Pierre Rochard is co-founder of the Satoshi Nakamoto Institute and Vice President of Research at the largest Bitcoin mining facility in North America.
On a February 2022 episode of John Vallis’ Bitcoin Rapid-Fire podcast, Pierre tells the story of his return to the Catholic faith.
Pierre joins the discussion just before the 77-minute mark.
Pierre’s reversion occurs in 2021. We are on a similar timeline — mine started in late 2021 with a full reversion to the Catholic faith I was baptized into as a baby a year later.
I’ve learned a lot from Pierre. Also, he retweeted my first Bitcoin article, connecting me with new friends. So I was ecstatic when I saw that he was faith public.

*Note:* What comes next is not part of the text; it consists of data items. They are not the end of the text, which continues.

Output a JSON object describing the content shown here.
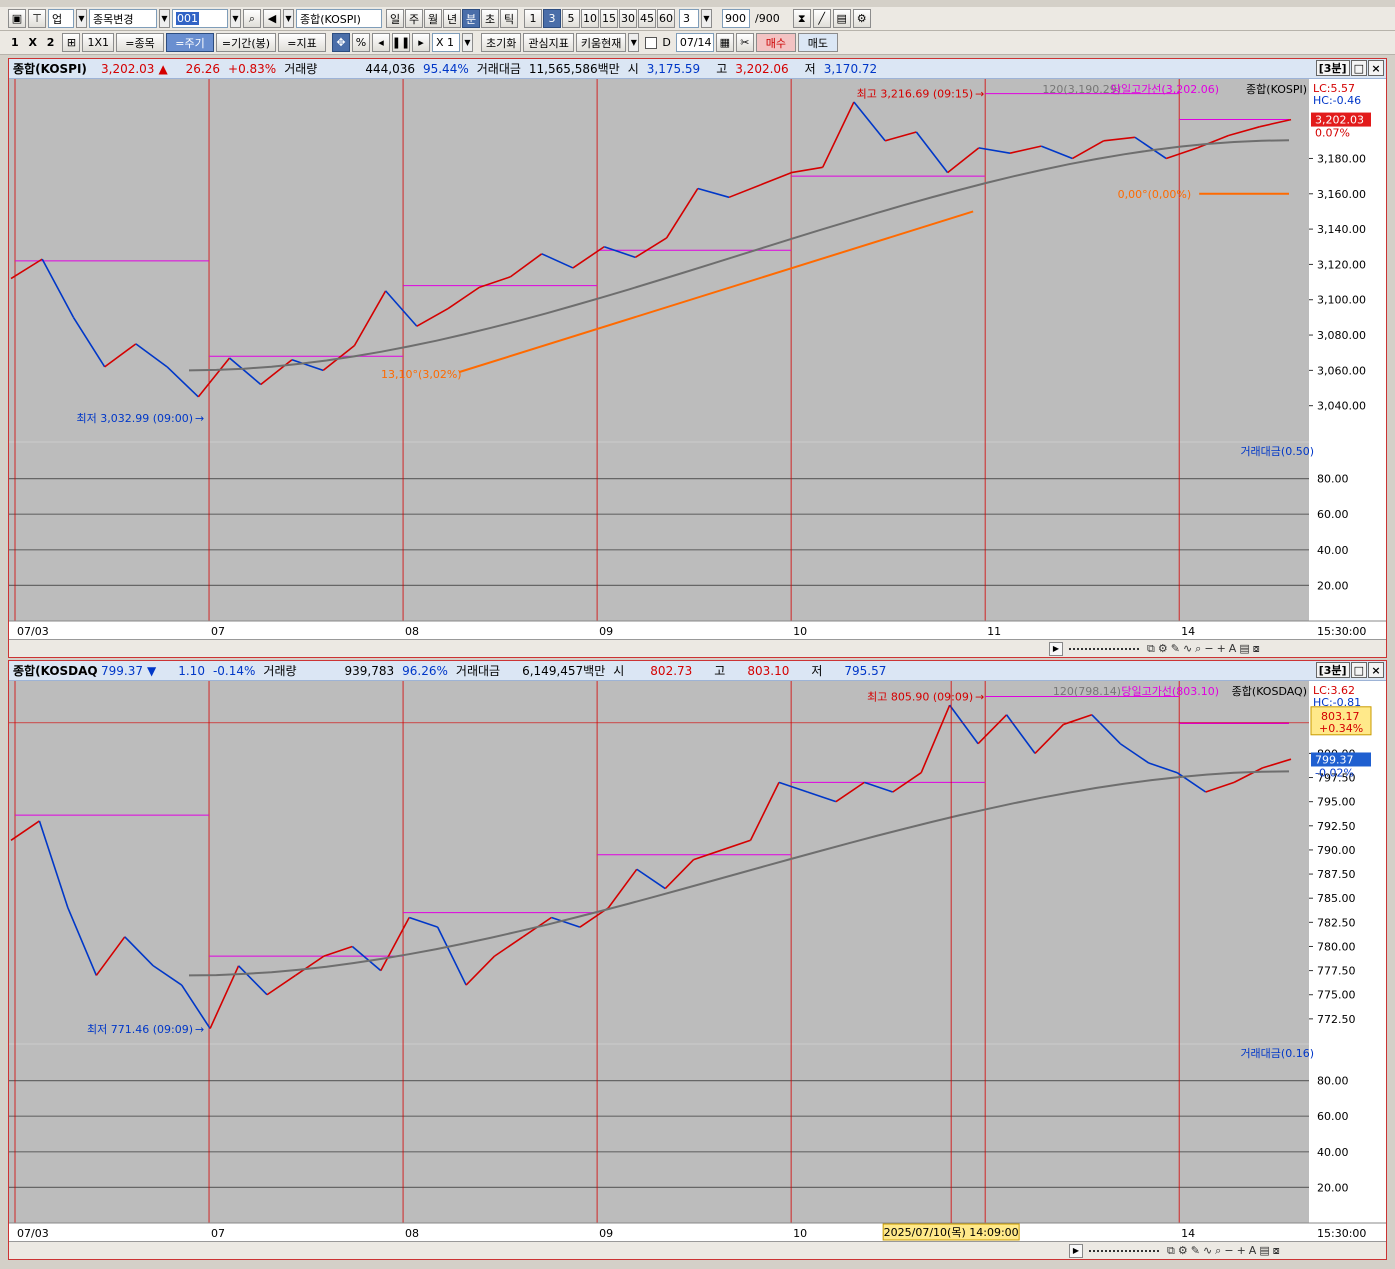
{
  "toolbar1": {
    "gubun": "업",
    "stock_change": "종목변경",
    "code": "001",
    "index_name": "종합(KOSPI)",
    "periods": [
      "일",
      "주",
      "월",
      "년",
      "분",
      "초",
      "틱"
    ],
    "active_period": "분",
    "intervals": [
      "1",
      "3",
      "5",
      "10",
      "15",
      "30",
      "45",
      "60"
    ],
    "active_interval": "3",
    "interval_value": "3",
    "count": "900",
    "count_total": "/900"
  },
  "toolbar2": {
    "layout": "1 X 2",
    "one_by_one": "1X1",
    "item_btn": "=종목",
    "period_btn": "=주기",
    "range_btn": "=기간(봉)",
    "indicator_btn": "=지표",
    "percent": "%",
    "zoom": "X 1",
    "reset": "초기화",
    "interest": "관심지표",
    "kiwoom": "키움현재",
    "date_label": "D",
    "date": "07/14",
    "buy": "매수",
    "sell": "매도"
  },
  "panels": [
    {
      "name": "종합(KOSPI)",
      "price": "3,202.03",
      "arrow": "▲",
      "change": "26.26",
      "change_pct": "+0.83%",
      "volume_label": "거래량",
      "volume": "444,036",
      "volume_pct": "95.44%",
      "amount_label": "거래대금",
      "amount": "11,565,586백만",
      "open_label": "시",
      "open": "3,175.59",
      "high_label": "고",
      "high": "3,202.06",
      "low_label": "저",
      "low": "3,170.72",
      "interval_tag": "[3분]",
      "lc": "LC:5.57",
      "hc": "HC:-0.46",
      "ma_label": "120(3,190.29)",
      "day_high_label": "당일고가선(3,202.06)",
      "series_label": "종합(KOSPI)",
      "max_label": "최고 3,216.69 (09:15)",
      "min_label": "최저 3,032.99 (09:00)",
      "trend_label": "0,00°(0,00%)",
      "trend_label2": "13,10°(3,02%)",
      "last_price_tag": "3,202.03",
      "last_pct_tag": "0.07%",
      "sub_label": "거래대금(0.50)",
      "y_ticks": [
        "3,180.00",
        "3,160.00",
        "3,140.00",
        "3,120.00",
        "3,100.00",
        "3,080.00",
        "3,060.00",
        "3,040.00"
      ],
      "sub_ticks": [
        "80.00",
        "60.00",
        "40.00",
        "20.00"
      ],
      "x_labels": [
        "07/03",
        "07",
        "08",
        "09",
        "10",
        "11",
        "14"
      ],
      "time_label": "15:30:00"
    },
    {
      "name": "종합(KOSDAQ",
      "price": "799.37",
      "arrow": "▼",
      "change": "1.10",
      "change_pct": "-0.14%",
      "volume_label": "거래량",
      "volume": "939,783",
      "volume_pct": "96.26%",
      "amount_label": "거래대금",
      "amount": "6,149,457백만",
      "open_label": "시",
      "open": "802.73",
      "high_label": "고",
      "high": "803.10",
      "low_label": "저",
      "low": "795.57",
      "interval_tag": "[3분]",
      "lc": "LC:3.62",
      "hc": "HC:-0.81",
      "ma_label": "120(798.14)",
      "day_high_label": "당일고가선(803.10)",
      "series_label": "종합(KOSDAQ)",
      "max_label": "최고 805.90 (09:09)",
      "min_label": "최저 771.46 (09:09)",
      "high_tag": "803.17",
      "high_tag_pct": "+0.34%",
      "last_price_tag": "799.37",
      "last_pct_tag": "-0.02%",
      "sub_label": "거래대금(0.16)",
      "y_ticks": [
        "800.00",
        "797.50",
        "795.00",
        "792.50",
        "790.00",
        "787.50",
        "785.00",
        "782.50",
        "780.00",
        "777.50",
        "775.00",
        "772.50"
      ],
      "sub_ticks": [
        "80.00",
        "60.00",
        "40.00",
        "20.00"
      ],
      "x_labels": [
        "07/03",
        "07",
        "08",
        "09",
        "10",
        "14"
      ],
      "cursor_label": "2025/07/10(목) 14:09:00",
      "time_label": "15:30:00"
    }
  ],
  "colors": {
    "price_up": "#d40000",
    "price_down": "#0037c8",
    "ma_line": "#6e6e6e",
    "day_high_line": "#e000e0",
    "trend_line": "#ff6a00",
    "chart_bg": "#bcbcbc"
  },
  "chart_data": [
    {
      "type": "line",
      "title": "종합(KOSPI)",
      "days": [
        "07/03",
        "07",
        "08",
        "09",
        "10",
        "11",
        "14"
      ],
      "day_high": [
        3122,
        3068,
        3108,
        3128,
        3170,
        3216.69,
        3202.06
      ],
      "day_low": [
        3055,
        3032.99,
        3075,
        3100,
        3132,
        3170,
        3170.72
      ],
      "close_path": [
        3112,
        3123,
        3090,
        3062,
        3075,
        3062,
        3045,
        3067,
        3052,
        3066,
        3060,
        3074,
        3105,
        3085,
        3095,
        3107,
        3113,
        3126,
        3118,
        3130,
        3124,
        3135,
        3163,
        3158,
        3165,
        3172,
        3175,
        3212,
        3190,
        3195,
        3172,
        3186,
        3183,
        3187,
        3180,
        3190,
        3192,
        3180,
        3186,
        3193,
        3198,
        3202
      ],
      "ma120_range": [
        3060,
        3190.29
      ],
      "ylim": [
        3020,
        3225
      ]
    },
    {
      "type": "line",
      "title": "종합(KOSDAQ)",
      "days": [
        "07/03",
        "07",
        "08",
        "09",
        "10",
        "11",
        "14"
      ],
      "day_high": [
        793.6,
        779,
        783.5,
        789.5,
        797,
        805.9,
        803.1
      ],
      "day_low": [
        776,
        771.46,
        775.5,
        783,
        789,
        797,
        795.57
      ],
      "close_path": [
        791,
        793,
        784,
        777,
        781,
        778,
        776,
        771.5,
        778,
        775,
        777,
        779,
        780,
        777.5,
        783,
        782,
        776,
        779,
        781,
        783,
        782,
        784,
        788,
        786,
        789,
        790,
        791,
        797,
        796,
        795,
        797,
        796,
        798,
        805,
        801,
        804,
        800,
        803,
        804,
        801,
        799,
        798,
        796,
        797,
        798.5,
        799.4
      ],
      "ma120_range": [
        777,
        798.14
      ],
      "ylim": [
        770,
        807.5
      ]
    }
  ]
}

Here’s the first chunk transcribed.
I am intrigued by your comment of, “Do we take [a religion] off the shelf, or do we explores something new, discover something new, build something new?” And I am utterly convinced that by my faith in Christianity that we would just be reinventing the wheel by doing something new. But that’s kind of at a theological level. But at an institutional level, history is just full of reforming, counter reformation, of institutional renewal, of reform, and that seems uncontroversial that there’s going to be a reform. Due to perhaps hyperbitcoinization. [laughs]

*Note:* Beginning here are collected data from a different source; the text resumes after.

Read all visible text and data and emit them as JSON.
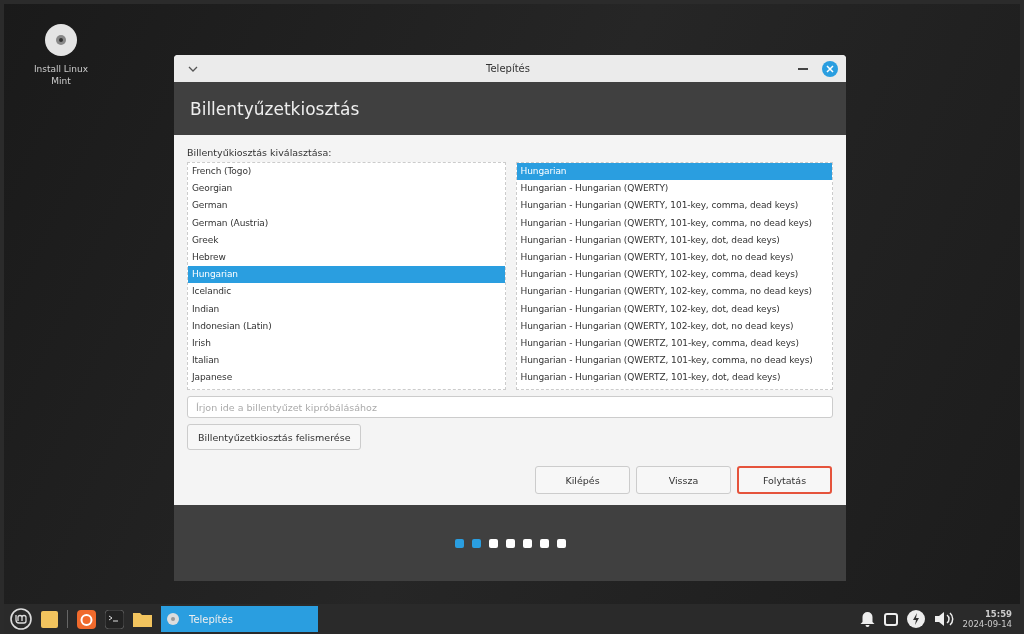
{
  "desktop_icons": [
    {
      "label": "Install Linux Mint"
    }
  ],
  "window": {
    "title": "Telepítés",
    "heading": "Billentyűzetkiosztás",
    "prompt": "Billentyűkiosztás kiválasztása:",
    "layouts": [
      {
        "label": "French (Togo)",
        "selected": false
      },
      {
        "label": "Georgian",
        "selected": false
      },
      {
        "label": "German",
        "selected": false
      },
      {
        "label": "German (Austria)",
        "selected": false
      },
      {
        "label": "Greek",
        "selected": false
      },
      {
        "label": "Hebrew",
        "selected": false
      },
      {
        "label": "Hungarian",
        "selected": true
      },
      {
        "label": "Icelandic",
        "selected": false
      },
      {
        "label": "Indian",
        "selected": false
      },
      {
        "label": "Indonesian (Latin)",
        "selected": false
      },
      {
        "label": "Irish",
        "selected": false
      },
      {
        "label": "Italian",
        "selected": false
      },
      {
        "label": "Japanese",
        "selected": false
      }
    ],
    "variants": [
      {
        "label": "Hungarian",
        "selected": true
      },
      {
        "label": "Hungarian - Hungarian (QWERTY)",
        "selected": false
      },
      {
        "label": "Hungarian - Hungarian (QWERTY, 101-key, comma, dead keys)",
        "selected": false
      },
      {
        "label": "Hungarian - Hungarian (QWERTY, 101-key, comma, no dead keys)",
        "selected": false
      },
      {
        "label": "Hungarian - Hungarian (QWERTY, 101-key, dot, dead keys)",
        "selected": false
      },
      {
        "label": "Hungarian - Hungarian (QWERTY, 101-key, dot, no dead keys)",
        "selected": false
      },
      {
        "label": "Hungarian - Hungarian (QWERTY, 102-key, comma, dead keys)",
        "selected": false
      },
      {
        "label": "Hungarian - Hungarian (QWERTY, 102-key, comma, no dead keys)",
        "selected": false
      },
      {
        "label": "Hungarian - Hungarian (QWERTY, 102-key, dot, dead keys)",
        "selected": false
      },
      {
        "label": "Hungarian - Hungarian (QWERTY, 102-key, dot, no dead keys)",
        "selected": false
      },
      {
        "label": "Hungarian - Hungarian (QWERTZ, 101-key, comma, dead keys)",
        "selected": false
      },
      {
        "label": "Hungarian - Hungarian (QWERTZ, 101-key, comma, no dead keys)",
        "selected": false
      },
      {
        "label": "Hungarian - Hungarian (QWERTZ, 101-key, dot, dead keys)",
        "selected": false
      }
    ],
    "test_field": {
      "placeholder": "Írjon ide a billentyűzet kipróbálásához"
    },
    "detect_button": "Billentyűzetkiosztás felismerése",
    "buttons": [
      {
        "label": "Kilépés",
        "suggested": false
      },
      {
        "label": "Vissza",
        "suggested": false
      },
      {
        "label": "Folytatás",
        "suggested": true
      }
    ],
    "steps": [
      {
        "done": true
      },
      {
        "done": true
      },
      {
        "done": false
      },
      {
        "done": false
      },
      {
        "done": false
      },
      {
        "done": false
      },
      {
        "done": false
      }
    ]
  },
  "taskbar": {
    "window_button": "Telepítés",
    "time": "15:59",
    "date": "2024-09-14"
  }
}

And on the second part about my faith journey to where I am now, it’s definitely a long one. I was baptized Catholic when I was a little baby. And that has been a key part of me delving into specifically Catholicism within Christianity, though I have looked at other denominations within Christianity and I fall them all really interesting, though I definitely identify as a Catholic first and foremost.
But really, what happened a year ago, was I was listening to some new age music and staring out my window. And in hindsight the word for it was contemplation. I was contemplating that I personally do carry big bags of guilt for various things I’ve done over the decades of being here on earth. It’s very hard to go about one’s day without doing something that will make you feel guilty afterwards. [laughs] And this what this specific music seemed to be drawing out of me was that if I really wanted to live freely, I had to let go of those bags. I had to forgive myself. And I was kind of having cathartic moment with that.
And then I had this thought pop into my head. Just this phrase. “Jesus died for our sins.” And I found that to be bizarre, that this meme came to the forefront of my conscience. And that’s when I went to Wikipedia [laughs] and I looked up, “What was the Jesus story?” You know I had learned about it at a high level, but I hadn’t really done a beginning to end reading of Jesus’ life story, even in Wikipedia form. So I read through that, and by the end of it, I was like, yeah, now I understand it. Now I get it. I get what this is about and I’m a Christian.
I started ordering books of off Amazon, and started reading the Bible. And now I’m deep into it. Obviously after a year of reading I’ve only skimmed the surface it seems like still.